Example 1: Is cost of adding n numbers on n processors is cost optimal?
By the reference of example 2.1 for adding n number on n processing elements has parallel computation time is T(n, p) = O (log n) [in worst case], so the processor-time product will yield the corresponding cost as
C(n, p) = O (n log n) [in worst case].
Since the serial runtime or sequential runtime to operation of adding n numbers is O(n).
By using the condition of cost optimality;
| The run time of the best known sequential algorithm | ≥ | The run time of the parallel algorithm Ts (Cost on parallel algorithm) |
i.e. O(n) ≥ O(n log n)
The above condition is contradictory when we putting the value of n ≥ 11.
Hence, O(n) ≱ O(n log n)
Thus we can say that the cost of adding n numbers on n processors is not cost optimal.
Example 2: Is adding n numbers on p processing elements is cost optimal? When n > p.
Proof: Consider the problem of adding n numbers on p processing elements such that p < n and both n and p are powers of 2. We use the same parallel algorithm as use in Example 2.1 for n processors except in this case simulate n processing elements on p processing elements think them as virtual processors. Each of the p processors is now assigned (n/p) virtual processors. The first (log p) of the (log n) steps of the original algorithm are simulated in [(n/p) log p] steps on p processing elements. Subsequent (log n – log p) steps do not require any communication.
The overall parallel execution time now is Θ ((n/p) log p).
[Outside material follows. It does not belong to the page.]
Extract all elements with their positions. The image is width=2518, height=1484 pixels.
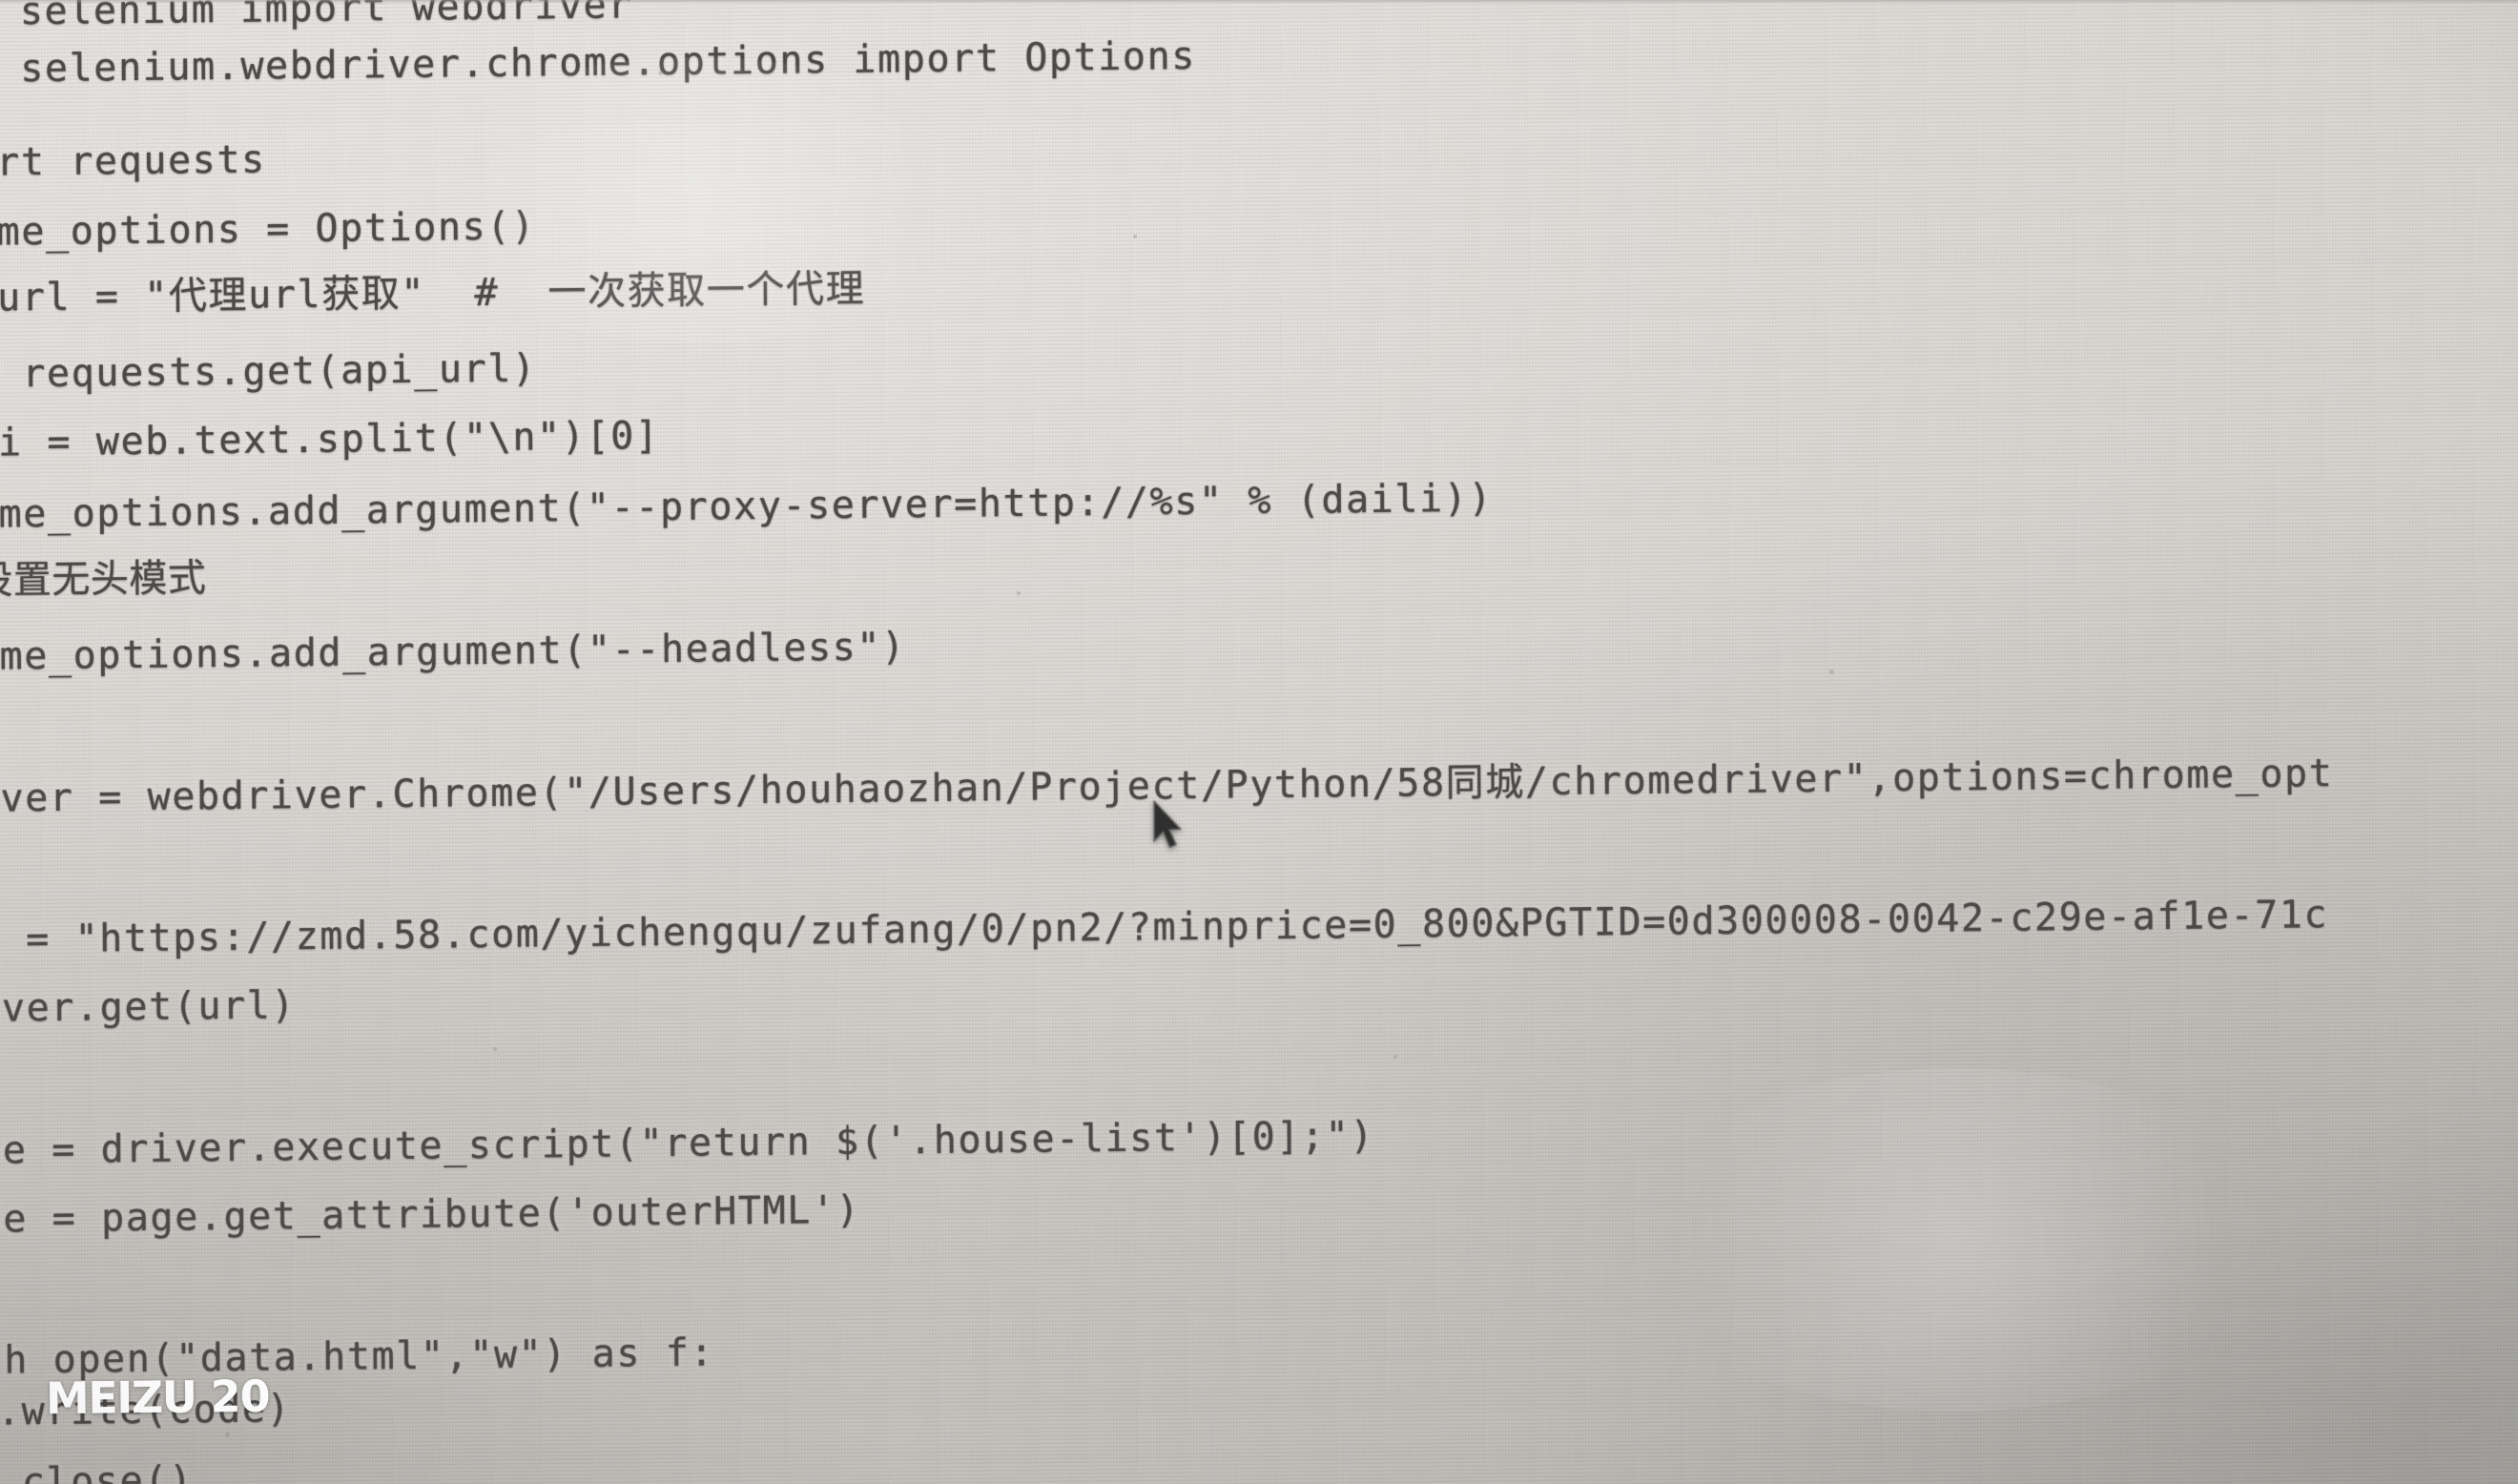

To build it more cost optimal fashion, we have to do the following;
- Each processing element locally adds its n / p numbers in time Θ (n / p).
- The p partial sums on p processing elements can be added in time Θ(n /p).
So the parallel runtime of this algorithm is
Tp = Θ ((n/p) + log p).
And the cost = Θ (p × [(n/p) + log p])
[∵Cost is the product of parallel runtime and the number of processing elements used]
= Θ (n + p log p)
As long as n ≈ Θ (p log p),
Hence the cost of this parallel algorithm = Θ (n + n) = Θ (2n) = Θ (n).
To check the cost optimality of this parallel algorithm;

| The run time of the best known sequential algorithm | ≥ | The run time of the parallel algorithm Ts (Cost on parallel algorithm) |
∴ Θ (n) ≥ Θ (n)
The above condition is true. Thus we can say that the cost of adding n numbers on p processing elements is cost optimal.
Let us consider an example n = 16 and p = 4.
The steps leading to the solution are shown below figure;
These simple examples demonstrate that the manner in which the computation is mapped onto processing elements may determine whether a parallel system is cost-optimal. Note, however, that we cannot make all non-cost-optimal systems cost-optimal by scaling down the number of processing elements.